Because of the peril of swine flu, Joe Biden said yesterday, he would urge his family to stay out of "confined places" like airplanes and subways here in the United States.
Yet, the Obama administration will not consider closing the United States to airplanes and buses coming in from the epicenter of the epidemic, Mexico City. Does this contradiction make sense?
America, at this writing, has recorded fewer than 100 cases of the swine flu. One victim has died, a 2-year-old Mexican boy. He was flown out of Mexico City to Matamoros, crossed over with his parents into Texas, was taken to a hospital in Brownsville, terribly sick, then transferred to a Houston hospital. There he died.
Clear from this is that Mexicans, seriously ill, may head for the United States, where the medical care is known to be far superior and also free for the indigent. This is understandable. What is not is the United States conducting business as usual on the Mexican border, when tourists are fleeing Cancun, cruise ships refuse to put in to Mexican ports, Texas is closing schools, Europeans are shutting airports to flights from Mexico City and Obama is telling parents to pull the kids out of school if the flu shows up.
Is this a serious medical menace to Americans or not? Some scientists claim this is a mild hybrid strain of the flu that visits every season, no big deal. But the World Health Organization has raised the threat level of H1N1 swine flu to Category 5. This means the world is at imminent risk of a pandemic. Yet, the death toll, as of now, is only one in the United States, and 159 out of 2,500 sickened in Mexico.
Still, the political fallout here could be immense. According to Secretary of Homeland Security Janet Napolitano, in a normal flu season, 35,000 Americans die. Thirty-five thousand! That is more than 10 times the number who died on 9-11 and about as many as we lost in the Korean War. And if this Mexican flu is anything like the Hong Kong flu that killed 33,000 Americans in 1968-69, or, Lord forbid, the Spanish Flu that killed 25 million to 50 million worldwide in 1918-19 — more Americans died from it than all the Americans killed in World Wars I and II combined — this administration is dangerously behind the curve.
Back in 1980, Gov. Jerry Brown's refusal to use the pesticide malathion on the Mediterranean fruit fly almost killed his career. For the Medflies made it over the mountains into the Central Valley and ravaged California's crops and orchards. And we were only talking then about farm produce, not tens of thousands of lives possibly lost. Obama's coolness may prove correct.
But if he is perceived at having refused to close the border to buses bringing in sick Mexicans, or airports to planes coming in from Mexico City, so as not to offend the open-borders crowd, and a deadly epidemic ensues, full responsibility will be his. And he will pay a far greater price than George W. Bush did for being AWOL in Katrina.
For a president's first duty is not to the NAFTA-mandated free flow of goods and people between the United States and Mexico, but to protect the health and lives of the American people. In the 1940s, it was not uncommon, when there was an outbreak of measles, mumps, chicken pox, scarlet fever or polio, for homes and families to be quarantined until it could be demonstrated to health authorities that everyone in the house was free of the disease.
Today's political correctness means we cannot discriminate against individuals who may bring in infectious diseases like AIDS. Under NAFTA, GATT and globalization, America threw open her doors to mass immigration and accepted an invasion of illegal aliens that brought 12 million to 20 million into the country.
With them has come a raft of diseases never seen here before, or eradicated years ago: multiple drug resistant tuberculosis, malaria, leprosy, measles, syphilis, Chagas disease, dengue fever and new strains of hepatitis. Even bed bugs have invaded half the American states.
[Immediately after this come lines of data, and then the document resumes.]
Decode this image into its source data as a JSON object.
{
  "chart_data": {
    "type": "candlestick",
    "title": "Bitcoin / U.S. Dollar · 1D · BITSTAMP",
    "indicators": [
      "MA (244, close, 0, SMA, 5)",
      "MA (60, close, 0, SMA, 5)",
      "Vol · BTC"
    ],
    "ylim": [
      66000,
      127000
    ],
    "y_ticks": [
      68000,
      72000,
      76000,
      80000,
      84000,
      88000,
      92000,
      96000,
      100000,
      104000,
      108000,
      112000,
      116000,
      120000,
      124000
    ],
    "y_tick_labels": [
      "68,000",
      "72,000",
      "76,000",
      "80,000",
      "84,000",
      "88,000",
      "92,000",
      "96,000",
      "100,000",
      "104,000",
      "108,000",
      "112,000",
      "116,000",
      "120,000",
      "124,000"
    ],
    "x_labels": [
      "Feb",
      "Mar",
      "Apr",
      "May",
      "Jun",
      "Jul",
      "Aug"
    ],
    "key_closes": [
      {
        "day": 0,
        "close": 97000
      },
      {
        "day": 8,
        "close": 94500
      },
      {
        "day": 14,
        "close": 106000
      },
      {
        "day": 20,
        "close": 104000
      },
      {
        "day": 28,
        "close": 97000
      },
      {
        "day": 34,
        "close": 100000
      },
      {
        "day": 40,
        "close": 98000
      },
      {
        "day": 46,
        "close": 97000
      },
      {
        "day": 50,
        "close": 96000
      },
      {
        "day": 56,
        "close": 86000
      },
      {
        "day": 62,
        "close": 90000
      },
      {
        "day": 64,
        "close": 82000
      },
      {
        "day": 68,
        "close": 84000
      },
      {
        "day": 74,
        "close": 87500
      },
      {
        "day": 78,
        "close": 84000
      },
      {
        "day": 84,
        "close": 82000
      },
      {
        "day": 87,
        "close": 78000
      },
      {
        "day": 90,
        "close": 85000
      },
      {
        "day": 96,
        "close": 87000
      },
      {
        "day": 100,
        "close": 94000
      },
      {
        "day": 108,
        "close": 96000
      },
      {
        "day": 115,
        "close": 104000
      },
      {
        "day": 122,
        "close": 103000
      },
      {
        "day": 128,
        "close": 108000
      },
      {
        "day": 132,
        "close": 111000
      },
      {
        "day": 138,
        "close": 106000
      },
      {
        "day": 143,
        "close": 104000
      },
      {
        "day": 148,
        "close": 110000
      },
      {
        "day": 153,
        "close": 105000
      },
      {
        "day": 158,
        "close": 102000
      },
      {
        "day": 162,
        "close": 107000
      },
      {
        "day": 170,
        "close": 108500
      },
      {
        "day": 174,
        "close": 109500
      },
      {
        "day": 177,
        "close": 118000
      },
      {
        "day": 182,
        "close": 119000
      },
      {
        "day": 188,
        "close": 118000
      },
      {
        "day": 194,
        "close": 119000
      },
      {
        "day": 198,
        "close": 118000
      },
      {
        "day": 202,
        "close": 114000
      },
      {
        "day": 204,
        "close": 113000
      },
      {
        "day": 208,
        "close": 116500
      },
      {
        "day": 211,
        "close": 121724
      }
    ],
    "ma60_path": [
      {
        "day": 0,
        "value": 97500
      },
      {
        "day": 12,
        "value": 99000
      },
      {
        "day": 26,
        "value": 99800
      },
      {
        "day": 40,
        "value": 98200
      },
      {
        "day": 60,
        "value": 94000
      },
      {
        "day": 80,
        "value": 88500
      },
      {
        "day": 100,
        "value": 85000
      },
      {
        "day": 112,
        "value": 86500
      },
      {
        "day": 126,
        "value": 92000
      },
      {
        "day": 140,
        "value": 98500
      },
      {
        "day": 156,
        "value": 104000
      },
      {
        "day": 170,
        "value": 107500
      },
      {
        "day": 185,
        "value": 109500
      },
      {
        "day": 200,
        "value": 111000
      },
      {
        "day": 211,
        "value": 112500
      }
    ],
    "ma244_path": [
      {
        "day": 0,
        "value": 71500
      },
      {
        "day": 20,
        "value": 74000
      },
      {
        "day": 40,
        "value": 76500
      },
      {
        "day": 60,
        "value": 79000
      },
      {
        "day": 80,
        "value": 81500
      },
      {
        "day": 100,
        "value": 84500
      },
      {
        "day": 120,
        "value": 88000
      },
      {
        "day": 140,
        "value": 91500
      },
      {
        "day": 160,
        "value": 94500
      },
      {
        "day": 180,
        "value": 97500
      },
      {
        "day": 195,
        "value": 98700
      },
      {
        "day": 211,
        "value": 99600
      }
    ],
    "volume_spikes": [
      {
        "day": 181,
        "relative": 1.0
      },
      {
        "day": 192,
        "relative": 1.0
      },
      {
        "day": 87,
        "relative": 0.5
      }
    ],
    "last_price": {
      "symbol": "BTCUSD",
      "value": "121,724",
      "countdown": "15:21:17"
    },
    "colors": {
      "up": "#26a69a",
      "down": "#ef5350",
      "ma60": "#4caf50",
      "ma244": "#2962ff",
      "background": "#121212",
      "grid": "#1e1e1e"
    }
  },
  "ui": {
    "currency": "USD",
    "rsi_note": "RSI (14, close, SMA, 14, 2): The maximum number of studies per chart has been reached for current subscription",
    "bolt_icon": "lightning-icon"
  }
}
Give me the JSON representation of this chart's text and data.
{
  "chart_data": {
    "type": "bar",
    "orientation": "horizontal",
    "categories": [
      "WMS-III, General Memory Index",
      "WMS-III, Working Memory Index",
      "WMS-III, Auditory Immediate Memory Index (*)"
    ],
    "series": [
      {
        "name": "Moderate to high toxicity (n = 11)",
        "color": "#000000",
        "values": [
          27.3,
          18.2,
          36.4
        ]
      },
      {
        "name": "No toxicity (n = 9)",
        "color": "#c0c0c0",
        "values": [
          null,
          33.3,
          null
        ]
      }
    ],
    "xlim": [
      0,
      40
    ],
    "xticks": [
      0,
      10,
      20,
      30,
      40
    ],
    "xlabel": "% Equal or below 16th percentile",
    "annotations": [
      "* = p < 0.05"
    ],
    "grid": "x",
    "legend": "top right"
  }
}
However "mild" Mexican swine flu may prove to be, it is wreaking havoc in Mexico. And, already, that country is suffering from a collapse in the price of oil it sells to the United States, a reduction in the remittances sent back from Mexican workers in the United States due to the downturn here and a collapse in tourism due to the cartels war that took 6,000 lives last year.
Now, with tourists fleeing, hotels emptying out and athletic events being canceled, Mexico could be hit with a second devastating economic blow, from which she does not soon recover. In January, the U.S. Joint Forces Command identified two large nations in real danger of "rapid and sudden collapse." One was Pakistan, the other Mexico. Unfortunately, the boys at the JFC seem to have gotten it right.